There’s no “backspace ‘ or  ‘delete” button to wipe out embarrassing mistakes, faux pas or glitches in a hand written letter. “Twink”, “White Out” and other concoctions that are used to paint over errors, allow a bit of literary leeway but, short of laboriously rewriting all their work, people have to take their time and get it right first time. Once upon a time, the first draft was written in pencil so that errors could be erased, or amended, before being committed to ink and passing into posterity. 

Paying 50 cents for a stamp irks anyone old enough to remember when it was a tenth of that price. Postage price rises (and another one is due…) impact particularly on non computer users – older people who haven’t grasped the technology or haven’t the spare money to buy the latest lap or desk top. The charities and community organisations who mail reams of newsletters and meeting minutes out every month, must also be feeling the postage pinch.

Maybe handwriting belongs to a time when a carbon footprint was the smudge left behind by someone who had walked through coal dust. Letter writers use paper and pen which are both manufactured at considerable cost to the planet - and the fossil fuels consumed in getting their letters to their destination can also be added to their overall cost to the environment.

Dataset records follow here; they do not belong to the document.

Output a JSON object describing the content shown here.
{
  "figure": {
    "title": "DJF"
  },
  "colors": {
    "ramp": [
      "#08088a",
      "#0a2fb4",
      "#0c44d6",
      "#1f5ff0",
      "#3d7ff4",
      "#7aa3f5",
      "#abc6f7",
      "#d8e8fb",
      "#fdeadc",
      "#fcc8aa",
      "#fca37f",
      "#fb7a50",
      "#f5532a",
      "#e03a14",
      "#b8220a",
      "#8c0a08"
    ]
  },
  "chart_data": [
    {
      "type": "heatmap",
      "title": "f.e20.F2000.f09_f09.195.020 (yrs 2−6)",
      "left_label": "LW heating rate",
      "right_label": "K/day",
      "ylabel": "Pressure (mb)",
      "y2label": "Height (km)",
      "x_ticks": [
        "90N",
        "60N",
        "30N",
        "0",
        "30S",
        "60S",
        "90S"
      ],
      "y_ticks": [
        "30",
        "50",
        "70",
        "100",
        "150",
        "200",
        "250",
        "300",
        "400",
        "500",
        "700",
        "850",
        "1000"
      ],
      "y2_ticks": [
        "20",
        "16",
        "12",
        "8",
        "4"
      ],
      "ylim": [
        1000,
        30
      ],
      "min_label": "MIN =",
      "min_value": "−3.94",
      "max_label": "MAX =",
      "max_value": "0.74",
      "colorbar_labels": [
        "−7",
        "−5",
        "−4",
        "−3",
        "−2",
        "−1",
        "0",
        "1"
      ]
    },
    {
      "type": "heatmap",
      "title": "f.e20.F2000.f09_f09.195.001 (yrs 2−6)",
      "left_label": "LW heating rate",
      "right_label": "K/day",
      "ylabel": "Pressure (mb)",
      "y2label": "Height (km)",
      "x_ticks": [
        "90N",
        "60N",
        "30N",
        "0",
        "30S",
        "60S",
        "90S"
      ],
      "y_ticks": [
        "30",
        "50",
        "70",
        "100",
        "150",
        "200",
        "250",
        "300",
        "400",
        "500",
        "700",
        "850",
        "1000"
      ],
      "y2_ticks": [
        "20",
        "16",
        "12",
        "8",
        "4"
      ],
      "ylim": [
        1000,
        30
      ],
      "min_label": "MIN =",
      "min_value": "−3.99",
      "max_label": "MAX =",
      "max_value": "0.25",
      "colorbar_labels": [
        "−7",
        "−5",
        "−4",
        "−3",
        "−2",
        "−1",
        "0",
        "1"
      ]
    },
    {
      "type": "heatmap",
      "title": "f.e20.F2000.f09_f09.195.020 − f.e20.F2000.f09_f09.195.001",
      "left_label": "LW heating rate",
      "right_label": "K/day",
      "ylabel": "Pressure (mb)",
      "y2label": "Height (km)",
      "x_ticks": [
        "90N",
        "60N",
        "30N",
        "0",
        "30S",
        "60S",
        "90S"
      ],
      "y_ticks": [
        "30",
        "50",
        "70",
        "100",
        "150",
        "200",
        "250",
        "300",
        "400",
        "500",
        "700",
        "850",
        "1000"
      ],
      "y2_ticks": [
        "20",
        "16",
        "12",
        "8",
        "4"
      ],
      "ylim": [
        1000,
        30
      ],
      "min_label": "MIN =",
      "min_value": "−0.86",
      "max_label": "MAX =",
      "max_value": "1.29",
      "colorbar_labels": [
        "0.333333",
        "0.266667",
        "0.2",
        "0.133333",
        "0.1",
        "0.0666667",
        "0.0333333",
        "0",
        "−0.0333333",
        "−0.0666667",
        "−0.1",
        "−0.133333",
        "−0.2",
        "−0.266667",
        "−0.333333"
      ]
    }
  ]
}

But computers also squander a lot of precious resources during their manufacture (and disposal when they become outdated) and they also need gigawatts of electricity to keep them on line.

People laughingly refer to “snail mail,” describing the letters that posties pedal around the country, but in a snail and hare communications race, it may just be the snail mail that wins in the end when environmental impact is added up and accounted for.  

Most of the snail mail these days seems to be bills or blandishments to buy shoes or cosmetics so it’s always a treat to find a hand written envelope in the letter box addressed to me and not just another computer generated address label.

Letters convey news, hope, warmth and comfort from one person to another – and are delivered by people. They are full of words we all understand – unlike the arcane nouns and acronyms of computerdom.

And where else do you get to call everybody “dear?”